The drop in crossings isn’t the only significant shift. The number of suspected “got-aways”—migrants who evade capture—also fell dramatically in the Del Rio Sector, dropping over 60% from 229 to just 82 within a week of Trump’s inauguration. A similar pattern is emerging in the Texas Rio Grande Valley, where daily migrant apprehensions plummeted from 1,154 in the week before Trump took office to a mere 211 the weekend following his swearing-in. Even got-away numbers in that region saw a nearly 40% decline. This isn’t happening by accident—Border Patrol is no longer being forced to process and release migrants into the interior of the country. Instead, under Trump’s policies, the agency has shifted back to its original mission: arresting and deporting illegal entrants. Meanwhile, in California’s San Diego Sector, border authorities have ended Biden’s policy of mass releases. Now, migrants are being flown to other border regions via military aircraft for repatriation rather than being handed a court date and a bus ticket to the city of their choosing.

One of the most striking examples of this turnaround involves illegal migrants from China. Under the Biden administration, nearly 700 Chinese nationals were apprehended in San Diego in a single week in April 2024, only to be promptly released into the country under dubious asylum claims. That loophole has now been slammed shut. Under Trump’s policies, these migrants are being sent back to Mexico at the time of apprehension rather than being waved through the system. Meanwhile, in Arizona’s Tucson Sector, Border Patrol agents, working alongside the Sonoran Border Unit and the Foreign Operations Branch, dismantled a cartel-run scout camp used for monitoring law enforcement and facilitating smuggling. The joint operation resulted in cartel arrests and the seizure of surveillance devices used to coordinate illegal crossings and drug trafficking.

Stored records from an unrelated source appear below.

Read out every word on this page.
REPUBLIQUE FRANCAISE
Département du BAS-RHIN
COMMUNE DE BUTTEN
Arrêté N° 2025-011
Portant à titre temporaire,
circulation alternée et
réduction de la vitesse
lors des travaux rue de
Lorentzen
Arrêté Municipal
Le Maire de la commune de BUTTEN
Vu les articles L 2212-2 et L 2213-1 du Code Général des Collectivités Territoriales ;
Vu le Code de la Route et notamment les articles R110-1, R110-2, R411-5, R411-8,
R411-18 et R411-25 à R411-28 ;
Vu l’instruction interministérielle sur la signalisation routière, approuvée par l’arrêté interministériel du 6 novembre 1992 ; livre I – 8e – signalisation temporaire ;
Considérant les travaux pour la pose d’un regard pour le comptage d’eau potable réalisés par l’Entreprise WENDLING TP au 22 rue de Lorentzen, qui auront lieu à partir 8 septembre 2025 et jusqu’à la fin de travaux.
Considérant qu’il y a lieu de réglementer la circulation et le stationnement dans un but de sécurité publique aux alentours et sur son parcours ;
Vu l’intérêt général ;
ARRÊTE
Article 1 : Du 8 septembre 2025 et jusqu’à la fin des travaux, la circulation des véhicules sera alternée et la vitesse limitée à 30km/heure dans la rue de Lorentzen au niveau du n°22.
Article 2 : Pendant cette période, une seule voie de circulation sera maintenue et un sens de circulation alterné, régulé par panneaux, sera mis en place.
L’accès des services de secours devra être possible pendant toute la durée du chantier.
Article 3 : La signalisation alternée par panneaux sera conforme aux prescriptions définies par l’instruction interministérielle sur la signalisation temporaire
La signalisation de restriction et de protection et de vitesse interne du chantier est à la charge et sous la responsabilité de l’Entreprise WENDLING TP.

This dramatic reduction in illegal migration is giving Border Patrol something it hasn’t had in years: the ability to actually patrol and control remote areas of the border that had been abandoned under Biden’s disastrous policies. With fewer resources being spent on processing and releasing migrants, agents are redeploying into the rugged terrain where smugglers and cartels once operated with impunity. Trump’s enforcement-first strategy is already proving effective, demonstrating that when illegal crossings are no longer rewarded with easy entry into the U.S., the numbers begin to decline quickly.

For those who have watched the border crisis spiral out of control over the past four years, these early results send a strong message that Trump is making good on his pledge to restore order. While critics will predictably cry foul, branding the crackdown as cruel or excessive, the reality is simple—Trump is enforcing the law, something the previous administration seemed entirely unwilling to do. If this first week is any indication, the open-border policies of the last administration are being swiftly dismantled, and law and order are making a long-overdue return to America’s borders.